I will assume your signal source is hum-free.
Noise (hiss): In all situations, a transistor can make less noise than a tube. The fundamental reason is that random noise is proportional to absolute temperature, and a tube's gain part (grid-cathode space) has to run 3 times hotter than a transistor just to work at all.
Hummmmm: In all situations, it is possible to reduce hum as low as you can afford. Just do what it takes. Good basic circuit that doesn't pass B+ ripple to the output (zero feedback plate-load triodes are excellent in many ways, but pass ripple right through). Good power supply filtering. Keep AC lines far away from signal circuits-- this may mean a larger case or even an external supply. Bringing the power switch to the front, past the amplifier and near the audio controls, is a classic problem.

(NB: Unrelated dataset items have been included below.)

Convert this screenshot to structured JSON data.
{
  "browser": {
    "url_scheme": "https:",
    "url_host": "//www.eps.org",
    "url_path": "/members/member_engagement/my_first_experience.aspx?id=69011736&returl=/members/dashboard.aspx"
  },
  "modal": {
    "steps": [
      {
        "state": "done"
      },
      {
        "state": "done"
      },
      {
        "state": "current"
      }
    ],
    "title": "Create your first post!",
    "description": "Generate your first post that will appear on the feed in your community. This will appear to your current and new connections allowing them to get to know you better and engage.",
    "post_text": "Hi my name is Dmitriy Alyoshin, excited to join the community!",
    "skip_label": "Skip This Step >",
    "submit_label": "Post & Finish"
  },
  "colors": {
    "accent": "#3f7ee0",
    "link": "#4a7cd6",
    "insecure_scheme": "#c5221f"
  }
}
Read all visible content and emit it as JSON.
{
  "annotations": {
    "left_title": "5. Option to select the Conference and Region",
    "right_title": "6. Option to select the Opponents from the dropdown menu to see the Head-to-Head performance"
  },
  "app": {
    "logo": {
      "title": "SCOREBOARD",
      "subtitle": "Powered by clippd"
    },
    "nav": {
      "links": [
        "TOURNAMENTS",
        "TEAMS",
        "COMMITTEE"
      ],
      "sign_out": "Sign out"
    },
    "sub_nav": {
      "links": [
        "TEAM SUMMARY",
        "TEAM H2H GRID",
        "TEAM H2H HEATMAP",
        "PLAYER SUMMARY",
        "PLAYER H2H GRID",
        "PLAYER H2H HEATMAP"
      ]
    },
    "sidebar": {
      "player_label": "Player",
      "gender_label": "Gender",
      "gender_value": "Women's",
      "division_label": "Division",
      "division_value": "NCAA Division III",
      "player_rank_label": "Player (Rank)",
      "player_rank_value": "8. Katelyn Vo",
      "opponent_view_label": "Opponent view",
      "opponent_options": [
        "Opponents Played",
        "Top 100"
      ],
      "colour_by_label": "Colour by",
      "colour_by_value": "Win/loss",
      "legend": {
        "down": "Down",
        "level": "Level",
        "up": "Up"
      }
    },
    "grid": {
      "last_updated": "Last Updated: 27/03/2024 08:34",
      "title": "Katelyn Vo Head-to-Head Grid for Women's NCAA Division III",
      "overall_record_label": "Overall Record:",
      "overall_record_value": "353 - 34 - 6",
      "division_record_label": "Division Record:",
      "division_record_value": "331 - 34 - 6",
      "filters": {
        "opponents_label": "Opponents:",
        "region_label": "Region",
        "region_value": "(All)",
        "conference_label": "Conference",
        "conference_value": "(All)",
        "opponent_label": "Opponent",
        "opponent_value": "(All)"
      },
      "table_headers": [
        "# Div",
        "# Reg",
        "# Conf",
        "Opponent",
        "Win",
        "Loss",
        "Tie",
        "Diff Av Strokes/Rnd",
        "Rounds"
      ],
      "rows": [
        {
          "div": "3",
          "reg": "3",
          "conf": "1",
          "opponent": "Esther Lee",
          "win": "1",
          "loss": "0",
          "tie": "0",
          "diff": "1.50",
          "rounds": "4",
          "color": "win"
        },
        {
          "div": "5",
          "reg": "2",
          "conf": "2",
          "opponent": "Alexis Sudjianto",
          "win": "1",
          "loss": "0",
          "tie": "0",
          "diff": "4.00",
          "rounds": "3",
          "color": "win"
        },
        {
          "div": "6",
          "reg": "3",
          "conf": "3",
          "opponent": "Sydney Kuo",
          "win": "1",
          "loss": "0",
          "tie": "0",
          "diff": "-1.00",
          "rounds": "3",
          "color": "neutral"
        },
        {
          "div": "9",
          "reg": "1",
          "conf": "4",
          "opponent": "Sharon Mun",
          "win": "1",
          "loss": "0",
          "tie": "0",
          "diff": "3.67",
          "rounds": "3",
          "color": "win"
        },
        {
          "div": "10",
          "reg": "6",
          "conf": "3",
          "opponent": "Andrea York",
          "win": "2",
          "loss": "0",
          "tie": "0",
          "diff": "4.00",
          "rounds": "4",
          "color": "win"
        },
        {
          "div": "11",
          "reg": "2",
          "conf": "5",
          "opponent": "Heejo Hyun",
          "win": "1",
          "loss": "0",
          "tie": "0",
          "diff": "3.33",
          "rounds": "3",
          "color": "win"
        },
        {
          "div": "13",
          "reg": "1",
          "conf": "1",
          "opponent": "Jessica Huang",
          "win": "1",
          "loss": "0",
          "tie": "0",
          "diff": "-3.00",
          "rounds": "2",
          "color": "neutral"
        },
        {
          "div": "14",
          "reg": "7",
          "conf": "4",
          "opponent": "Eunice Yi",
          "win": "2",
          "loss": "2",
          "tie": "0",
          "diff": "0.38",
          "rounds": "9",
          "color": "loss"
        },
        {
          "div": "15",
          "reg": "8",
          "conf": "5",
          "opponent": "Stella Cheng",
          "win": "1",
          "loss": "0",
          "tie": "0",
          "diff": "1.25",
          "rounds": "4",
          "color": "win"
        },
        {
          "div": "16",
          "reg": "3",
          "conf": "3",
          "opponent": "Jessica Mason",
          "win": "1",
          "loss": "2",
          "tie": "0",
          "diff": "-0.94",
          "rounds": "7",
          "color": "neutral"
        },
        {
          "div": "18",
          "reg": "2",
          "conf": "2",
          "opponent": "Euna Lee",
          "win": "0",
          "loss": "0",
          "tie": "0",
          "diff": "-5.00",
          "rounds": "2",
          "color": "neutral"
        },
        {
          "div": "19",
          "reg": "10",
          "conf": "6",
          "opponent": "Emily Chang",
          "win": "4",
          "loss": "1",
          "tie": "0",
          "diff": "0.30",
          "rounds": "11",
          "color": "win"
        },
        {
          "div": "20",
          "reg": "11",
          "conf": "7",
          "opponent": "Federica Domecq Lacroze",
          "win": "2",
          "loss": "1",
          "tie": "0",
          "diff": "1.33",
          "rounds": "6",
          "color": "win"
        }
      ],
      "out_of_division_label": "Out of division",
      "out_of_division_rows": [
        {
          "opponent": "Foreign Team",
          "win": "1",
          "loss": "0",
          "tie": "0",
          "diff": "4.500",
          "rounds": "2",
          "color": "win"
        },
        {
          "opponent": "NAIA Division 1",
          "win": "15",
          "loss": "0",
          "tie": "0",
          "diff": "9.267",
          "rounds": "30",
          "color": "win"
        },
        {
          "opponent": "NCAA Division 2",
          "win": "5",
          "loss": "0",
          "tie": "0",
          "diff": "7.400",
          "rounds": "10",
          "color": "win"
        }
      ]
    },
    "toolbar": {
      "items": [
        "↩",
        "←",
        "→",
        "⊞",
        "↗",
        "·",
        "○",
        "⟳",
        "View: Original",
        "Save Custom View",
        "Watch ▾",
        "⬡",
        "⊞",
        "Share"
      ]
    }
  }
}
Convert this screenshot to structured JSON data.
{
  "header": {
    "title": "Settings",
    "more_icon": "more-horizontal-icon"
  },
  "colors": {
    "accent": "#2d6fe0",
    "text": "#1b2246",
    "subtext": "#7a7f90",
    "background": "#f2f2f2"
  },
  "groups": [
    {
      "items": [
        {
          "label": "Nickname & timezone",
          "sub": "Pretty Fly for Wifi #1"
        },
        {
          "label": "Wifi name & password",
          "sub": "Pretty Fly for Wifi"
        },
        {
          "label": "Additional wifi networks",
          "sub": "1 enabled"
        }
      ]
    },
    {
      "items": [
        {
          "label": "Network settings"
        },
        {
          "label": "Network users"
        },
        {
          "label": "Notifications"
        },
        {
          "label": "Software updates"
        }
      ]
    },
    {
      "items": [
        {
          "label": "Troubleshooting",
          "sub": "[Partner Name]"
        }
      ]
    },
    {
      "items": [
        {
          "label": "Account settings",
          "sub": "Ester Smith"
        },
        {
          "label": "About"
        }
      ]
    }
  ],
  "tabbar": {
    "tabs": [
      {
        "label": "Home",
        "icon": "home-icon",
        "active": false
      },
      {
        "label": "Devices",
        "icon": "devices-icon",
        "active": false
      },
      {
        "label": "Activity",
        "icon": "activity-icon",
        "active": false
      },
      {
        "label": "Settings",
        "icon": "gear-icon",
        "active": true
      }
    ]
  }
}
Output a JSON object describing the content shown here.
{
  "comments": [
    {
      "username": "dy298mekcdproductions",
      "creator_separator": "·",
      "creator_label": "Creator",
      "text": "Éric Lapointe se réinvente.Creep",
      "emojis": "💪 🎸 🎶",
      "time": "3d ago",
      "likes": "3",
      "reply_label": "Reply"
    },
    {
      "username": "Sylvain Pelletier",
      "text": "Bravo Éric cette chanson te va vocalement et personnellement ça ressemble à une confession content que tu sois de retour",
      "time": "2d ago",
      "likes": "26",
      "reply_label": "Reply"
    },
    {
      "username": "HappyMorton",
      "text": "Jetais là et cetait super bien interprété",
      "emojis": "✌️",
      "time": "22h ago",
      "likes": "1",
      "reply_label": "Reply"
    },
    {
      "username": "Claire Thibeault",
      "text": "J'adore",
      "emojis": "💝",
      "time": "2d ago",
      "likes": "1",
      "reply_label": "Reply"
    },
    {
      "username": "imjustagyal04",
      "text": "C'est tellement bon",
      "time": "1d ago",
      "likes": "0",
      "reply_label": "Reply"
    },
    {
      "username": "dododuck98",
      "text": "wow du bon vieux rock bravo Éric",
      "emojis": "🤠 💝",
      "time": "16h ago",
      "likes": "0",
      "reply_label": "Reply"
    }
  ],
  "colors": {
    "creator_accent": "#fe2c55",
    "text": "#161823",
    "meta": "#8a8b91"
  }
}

Transistors again have an advantage. They typically use less power so power filtering is less expensive. Tubes work at higher power, higher impedance, and larger dimensions, so are more likely to pick up hum. Tubes can work low-hum with AC on the heaters, but when that isn't good enough (or you get bad tubes) you need a very large and quite clean (thus expensive) DC supply for the heaters.
Many small transistor amps work acceptably on batteries, which avoids all power-source hum. You sure can run tubes on batteries but you need a lot more of them.